It doesn’t take a genius to figure out that Ron Howard and Peter Morgan love history. One look at their collective filmographies reveals several projects based on true stories and real-life figures. The latter, in particular, is responsible for writing some of the best historical dramas of the past decade, but sadly, “Rush” is not one of them. Though there’s a lot to like about Howard and Morgan’s latest movie – particularly the chemistry and performances of its two leading men – it’s not nearly as thrilling or fascinating as their last collaboration (“Frost/Nixon”). “Rush” teeters on the edge of being a really good film, but despite some fantastic source material, it never fully seizes the opportunity.

Based on the true story of the 1976 Formula One season and the heated rivalry between British playboy James Hunt (Chris Hemsworth) and reigning World Champion Niki Lauda (Daniel Brühl), the film begins many years earlier, when the two first meet during a Formula Three race. At the time, both Hunt and Lauda were up-and-coming drivers looking to seize their chance in the big leagues. When Lauda takes out a loan and buys his way onto a team, eventually joining Ferrari after showcasing his talent behind the wheel and in the garage, Hunt is desperate to follow suit.

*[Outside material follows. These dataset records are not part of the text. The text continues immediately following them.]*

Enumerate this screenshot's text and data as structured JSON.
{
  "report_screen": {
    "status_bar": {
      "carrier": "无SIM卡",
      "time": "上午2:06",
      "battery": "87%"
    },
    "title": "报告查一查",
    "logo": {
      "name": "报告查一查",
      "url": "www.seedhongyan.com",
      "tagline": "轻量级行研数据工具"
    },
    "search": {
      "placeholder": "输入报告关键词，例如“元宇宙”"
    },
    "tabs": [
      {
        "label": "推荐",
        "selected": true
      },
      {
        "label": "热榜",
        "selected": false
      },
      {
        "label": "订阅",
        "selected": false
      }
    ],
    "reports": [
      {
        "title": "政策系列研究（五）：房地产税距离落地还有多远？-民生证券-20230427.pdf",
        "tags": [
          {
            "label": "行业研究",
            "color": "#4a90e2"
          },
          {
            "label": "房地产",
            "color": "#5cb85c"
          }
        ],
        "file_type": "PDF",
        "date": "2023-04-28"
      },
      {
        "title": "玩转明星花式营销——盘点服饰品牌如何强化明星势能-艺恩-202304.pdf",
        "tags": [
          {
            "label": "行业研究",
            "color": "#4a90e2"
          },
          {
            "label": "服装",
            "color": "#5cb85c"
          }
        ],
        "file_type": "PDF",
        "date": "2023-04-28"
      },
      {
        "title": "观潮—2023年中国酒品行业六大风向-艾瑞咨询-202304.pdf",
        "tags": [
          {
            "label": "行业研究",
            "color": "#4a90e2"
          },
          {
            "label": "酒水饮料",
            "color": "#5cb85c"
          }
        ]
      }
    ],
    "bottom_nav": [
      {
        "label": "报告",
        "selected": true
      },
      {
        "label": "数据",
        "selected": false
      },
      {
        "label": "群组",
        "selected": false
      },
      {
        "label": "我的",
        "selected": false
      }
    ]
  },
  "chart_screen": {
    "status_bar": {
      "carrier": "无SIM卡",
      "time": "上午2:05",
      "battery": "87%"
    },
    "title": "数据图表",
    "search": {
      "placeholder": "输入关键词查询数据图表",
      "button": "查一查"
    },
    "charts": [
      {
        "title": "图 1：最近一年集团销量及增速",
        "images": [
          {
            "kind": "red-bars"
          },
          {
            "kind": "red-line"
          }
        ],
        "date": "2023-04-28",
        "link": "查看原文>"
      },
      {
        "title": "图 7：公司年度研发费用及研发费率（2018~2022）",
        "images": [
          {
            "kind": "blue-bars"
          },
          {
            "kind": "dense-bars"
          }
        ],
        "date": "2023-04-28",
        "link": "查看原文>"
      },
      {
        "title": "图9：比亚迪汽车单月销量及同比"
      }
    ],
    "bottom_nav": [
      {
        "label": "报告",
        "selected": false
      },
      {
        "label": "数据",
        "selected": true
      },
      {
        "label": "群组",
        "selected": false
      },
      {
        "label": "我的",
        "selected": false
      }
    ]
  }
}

But despite the backing of a wealthy benefactor, Hunt’s F1 car simply doesn’t compare to Lauda’s first-rate Ferrari, and the cold and calculated Austrian ends up winning the ’75 championship. One year later, Hunt is offered the chance to drive for McLaren, and with the odds now evened, the two men pick up where they left off on the race track, resulting in one of the most unforgettable seasons in F1 racing history.